Desde Río de Janeiro*
Cuando votó a favor del impeachment a Dilma Rousseff, el 31 de agosto de 2016, Jair Messias Bolsonaro homenajeó al represor que torturó a la presidenta cuando fue presa política de la dictadura militar. El discurso fascista del diputado en el Parlamento pronto se viralizó: “¡Contra el comunismo, por nuestra libertad, contra el Foro de San Pablo, por la memoria del coronel Carlos Alberto Brilhante Ustra, el terror de Dilma Rousseff, por las Fuerzas Armadas, por un Brasil por encima de todo y por Dios por encima de todo, mi voto es sí!”. Pero lo más sorprendente no fue la violencia del mensaje de Bolsonaro. Tampoco que los medios brasileños lo registraran apenas como una nota de color en medio de la guerra política. Lo más sorprendente es que Bolsonaro, el apologeta de la dictadura, tiene chances de entrar al ballottage en las elecciones presidenciales de octubre de este año.
¿Cómo es posible que un personaje que reivindica el golpe de Estado de 1964 y el terror de la represión ilegal sea hoy uno de los precandidatos favoritos para gobernar Brasil? Aunque su éxito tal vez resulte efímero, el fenómeno Bolsonaro dice mucho del estado actual de la memoria histórica colectiva sobre la dictadura brasileña. O más bien de la desmemoria. A tres años de la conclusión de los trabajos de la Comisión Nacional de la Verdad (CNV), las políticas públicas de Memoria, Verdad y Justicia siguen siendo casi inexistentes en Brasil, donde el Estado, la sociedad civil y los partidos (también, y sobre todo, el PT) fracasaron sistemáticamente en generar una reflexión profunda y sincera sobre las secuelas duraderas de los años de plomo.

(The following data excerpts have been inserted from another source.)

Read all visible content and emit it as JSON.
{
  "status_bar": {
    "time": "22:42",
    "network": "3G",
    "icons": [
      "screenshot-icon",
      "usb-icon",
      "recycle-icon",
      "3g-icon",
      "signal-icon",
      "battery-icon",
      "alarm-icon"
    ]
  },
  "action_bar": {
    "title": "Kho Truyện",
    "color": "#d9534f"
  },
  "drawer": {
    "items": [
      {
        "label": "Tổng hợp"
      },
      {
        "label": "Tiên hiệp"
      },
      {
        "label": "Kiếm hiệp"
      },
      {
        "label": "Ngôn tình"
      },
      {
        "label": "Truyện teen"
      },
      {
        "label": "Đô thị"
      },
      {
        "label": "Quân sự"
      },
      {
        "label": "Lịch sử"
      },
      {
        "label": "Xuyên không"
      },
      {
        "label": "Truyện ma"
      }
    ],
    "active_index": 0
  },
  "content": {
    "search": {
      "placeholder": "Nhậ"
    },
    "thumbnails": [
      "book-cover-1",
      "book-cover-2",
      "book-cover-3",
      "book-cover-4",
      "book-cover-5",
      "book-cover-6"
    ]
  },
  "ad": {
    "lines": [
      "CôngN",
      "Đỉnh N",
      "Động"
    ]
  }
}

PERFIL entrevistó a una decena de referentes brasileños de Derechos Humanos, ex miembros de la CNV, ex presos políticos, funcionarios y ex funcionarios para trazar un diagnóstico de las políticas de memoria y reparación histórica en Brasil. Todos ellos, sin excepciones, coincidieron en que el panorama es desolador por donde se lo mire. El Estado brasileño se desentiende del tema en múltiples niveles. Aunque, como era esperable, la situación empeoró tras la asunción de Michel Temer, las críticas se dirigen especialmente al gobierno de Rousseff, cuyo impulso inicial a la CNV, sumado a su condición de ex prisionera política, habían creado ilusiones luego quebradas en el ámbito de los Derechos Humanos.

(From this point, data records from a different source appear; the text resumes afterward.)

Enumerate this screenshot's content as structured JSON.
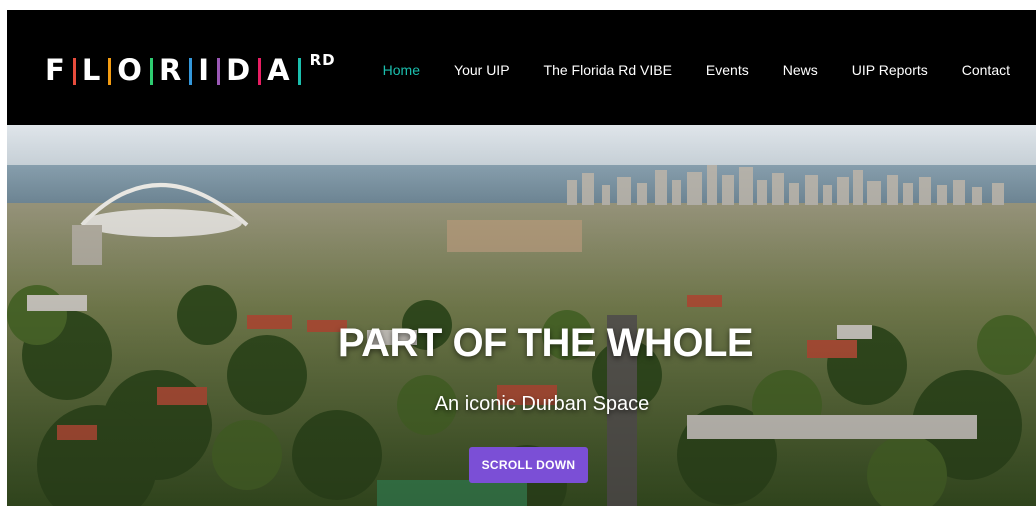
{
  "site": {
    "logo_letters": [
      "F",
      "L",
      "O",
      "R",
      "I",
      "D",
      "A"
    ],
    "logo_suffix": "RD",
    "logo_separator_colors": [
      "#e74c3c",
      "#f39c12",
      "#2ecc71",
      "#3498db",
      "#9b59b6",
      "#e91e63"
    ]
  },
  "nav": {
    "items": [
      {
        "label": "Home",
        "active": true
      },
      {
        "label": "Your UIP",
        "active": false
      },
      {
        "label": "The Florida Rd VIBE",
        "active": false
      },
      {
        "label": "Events",
        "active": false
      },
      {
        "label": "News",
        "active": false
      },
      {
        "label": "UIP Reports",
        "active": false
      },
      {
        "label": "Contact",
        "active": false
      }
    ],
    "active_color": "#1bbfae"
  },
  "hero": {
    "title": "PART OF THE WHOLE",
    "subtitle": "An iconic Durban Space",
    "button_label": "SCROLL DOWN",
    "button_color": "#7b4fd6",
    "image_icon": "aerial-city-photo"
  }
}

Paso en falso. El 16 de mayo de 2012, Rousseff logró sentar juntos a cuatro ex presidentes –Lula da Silva, Cardoso, Collor de Mello y Sarney– para la ceremonia de inauguración de la Comisión Nacional de la Verdad. Con dos años de delay, el Estado brasileño por fin reaccionaba a un fallo de la Corte Interamericana de Derechos Humanos (CIDH) que, en 2010, había reprendido al país por extender indebidamente la Ley de Amnistía de 1979 a crímenes graves contra los Derechos Humanos durante la dictadura. En aquel momento, miembros del Ministerio Público Federal ya llevaban cinco años pidiendo a los gobiernos del PT que constituyeran una comisión que ayudara a esclarecer muertes y desapariciones y que recomendara políticas públicas de memoria.

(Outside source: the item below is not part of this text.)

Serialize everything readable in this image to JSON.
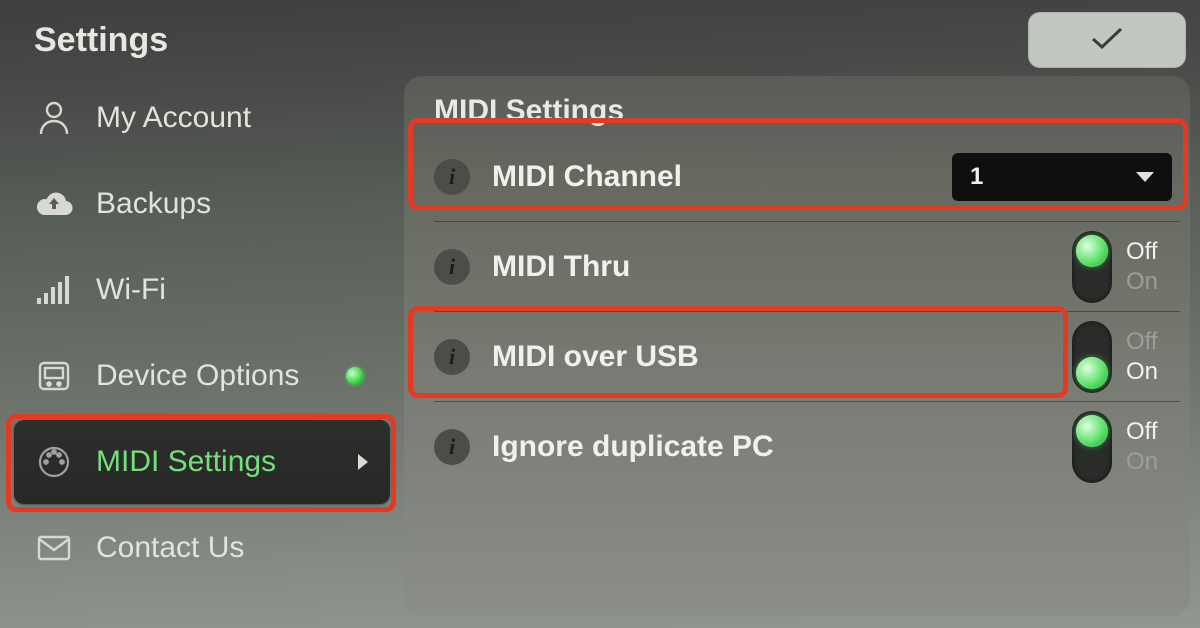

Aunque desde el inicio hubo algunos reparos sobre el plazo de dos años otorgado a la CNV y sobre la designación de sus miembros, la iniciativa de Rousseff fue celebrada como un verdadero oasis en el desierto. Treinta años después que la Argentina, Brasil estrenaba su propia versión de la Conadep. Finalmente el país discutiría la dictadura militar.
Pero el estado de gracia duró poco. En mayo de 2013, la renuncia a la CNV de uno de sus siete comisionados, el ex procurador general Claudio Fonteles, un hombre valorado en el ambiente de los Derechos Humanos, destapó una dura interna entre los integrantes de la Comisión. “Tuvimos diferencias sobre la metodología de trabajo –dice Fonteles a PERFIL–. Yo quería involucrar a la sociedad, presentando informes parciales cada una cierta cantidad de meses para que la gente conociera nuestro trabajo y pudiera aportar a él. Pero la mayoría de mis colegas prefirió una labor interna corporis, sin difusión, y que se entregara un único informe una vez terminado el proceso. Ese era el clima y por eso me fui. El gobierno no intervino en esa polémica: la dejó correr”.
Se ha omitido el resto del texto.